Given that many restaurants aren’t around long enough to see their first birthday, it’s worth celebrating those that not only make it to the five-year milestone, but that actually become an integral part of a neighborhood or city. At these long-running classic Toronto restaurants, you’ll find some of the best food in the city, plus the perfect blend of tradition, charm, and innovation. So go try them all, and thank us later, eh?

Zucca Trattoria
Know what has sustained Zucca Trattoria for 21 years? “Passion,” explains co-owner Blair Aspinall, who describes his team as passionate about great ingredients and service. Zucca offers Italian, market-driven cuisine that’s more about substance than style. “We’re picky shoppers,” Aspinall says of his sourcing methods. And it results in “food we want to eat.” That includes the current early summer special of a warm asparagus salad served on a bed arugula and finished simply with extra virgin olive oil, Parmesan, and lemon. The menu also features a whole grilled fish (chosen daily at market) prepared with fresh herbs, and locally sourced poultry such as Cornish game hen and Muscovy duck breast. As for the room: It’s warm, intimate and full of energy. Aspinall sums it up this way: “People look forward to being here, and are happy while they’re here.” That — along with a focus on quality over passing trends — is Zucca’s recipe for success. Make a reservation at Zucca Trattoria.

classic toronto restaurants

Opus
Not only has this restaurant been serving upscale cuisine since 1992, it has won Wine Spectator’s Grand Award every year since 2002. The secret? Top quality, seasonal products that are allowed to shine. “Every season, we find and fall in love with a few ingredients that the kitchen enjoys working into the menu,” explains chef Jason Cox. This spring, it’s been fresh chickpeas. Over the summer, Cox often incorporates Ontario strawberries, heirloom tomatoes, and corn, which he likes to use in a succotash prepared with chili, onions and fresh herbs. Another summer favorite: relish made with garlic scapes, vinegar and fresh Madagascar vanilla, which Cox pairs with Black Angus steak that’s aged for three months. Cox balances perennial favorites (the seared foie gras appetizer prepared with current purée, and the black pepper-crusted tuna entrée) with inspiration from unexpected places. Unique ingredients discovered while traveling, and a new love for vegetables after his daughter became vegetarian—these are the kind of influences that keep Opus fresh. Make a reservation at Opus.

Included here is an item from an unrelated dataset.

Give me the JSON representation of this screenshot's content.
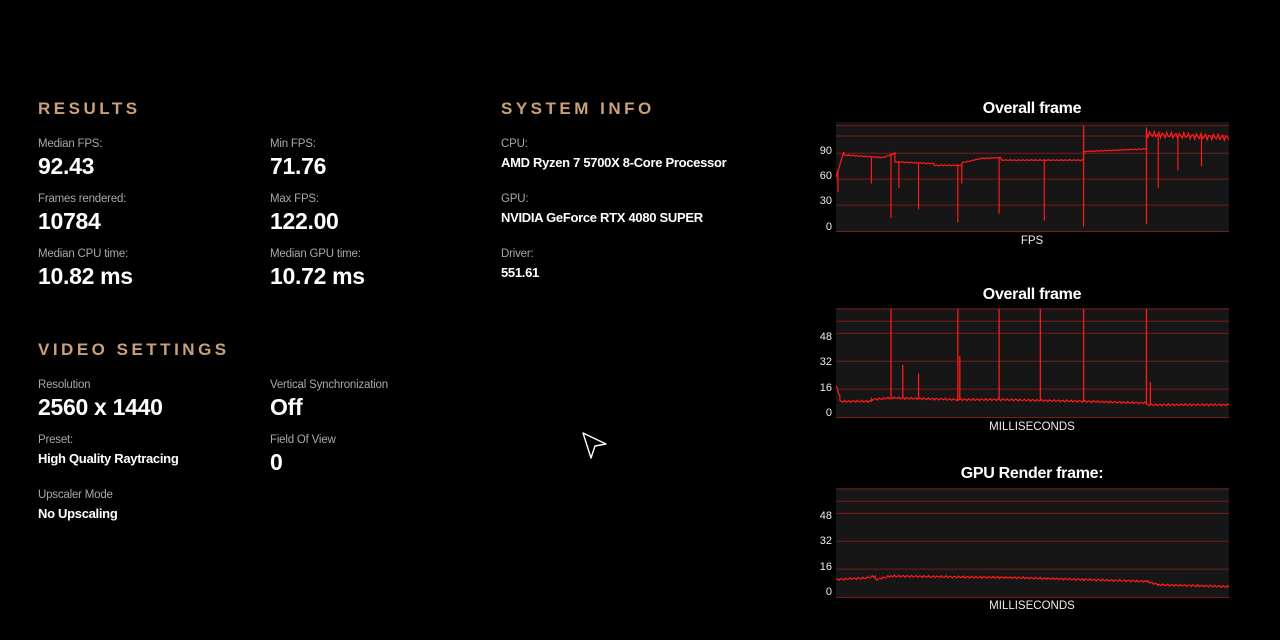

classic toronto restaurants

Sassafraz
Set in three Victorian row houses, Sassafraz blends history with innovation. The space is charming yet current (thanks to its 20 foot, hydroponic living wall); the menu features French classics updated to reflect modern tastes and Canadian influences. Of course, there’s a commitment to locally-sourced, top-quality ingredients, but the real focus of the cuisine that comes out of Sassafraz’s kitchen is intense flavor. Take the sourdough grilled cheese sandwich, which layers aged cheddar, Emmental, and chèvre, or the braised octopus accompanied by sheep’s feta and regional heirloom tomatoes. “Unexpected combinations and depth of flavor” define Sassafraz, according to owner Zoran Kocovski, and help explain its 20 years of success. The restaurant also listens keenly to its clientele in order to deliver a superior dining experience. If diners regularly ask for a dish to be modified, then the menu is amended. And since many now ask about the origin of the ingredients in various dishes, the staff learns key details about their provenance. “We know our clients,” explains Kocovski, “and our clients know what they can expect from us.” And that is how you stay on top of a competitive restaurant scene in a world-class city. Make a reservation at Sassafraz.

classic toronto restaurants

360 at CN Tower
We know what you’re thinking. Right about now, you’re assuming the restaurant on top of Toronto’s most recognizable attraction can’t be anything other than a tourist trap. Well, Merry Early Christmas, because that assumption is incorrect. Recently renovated, 360 considers itself a gateway to the best Canada has to offer. In fact, a vast majority of the ingredients used by the kitchen are grown or cultivated within the tower’s 40 kilometer (25 mile) view. Other specialty items are sourced from Canada’s best producers, i.e. lobster from the Maritime provinces, beef from Alberta, wine from British Columbia’s Okanagan region and albacore tuna from the west coast. “We offer consistently excellent products, but are innovative,” explains Peter George, the Director of Food and Beverage at 360. “We follow some food trends, but we also set them. We want the dining experience to be enlightening but not overly challenging.” To that end, the menu offers plenty of familiar classics that have been reinterpreted or updated. In other words: what’s on offer is not your grandmother’s version of terrine, but rather a dish that’s been deconstructed and reassembled using fresh local ingredients and current techniques. The same goes for the desserts, which is why at 360, you can enjoy your cookie with a traditional flavor like vanilla bean, or go contemporary with salted caramel. Make a reservation at 360.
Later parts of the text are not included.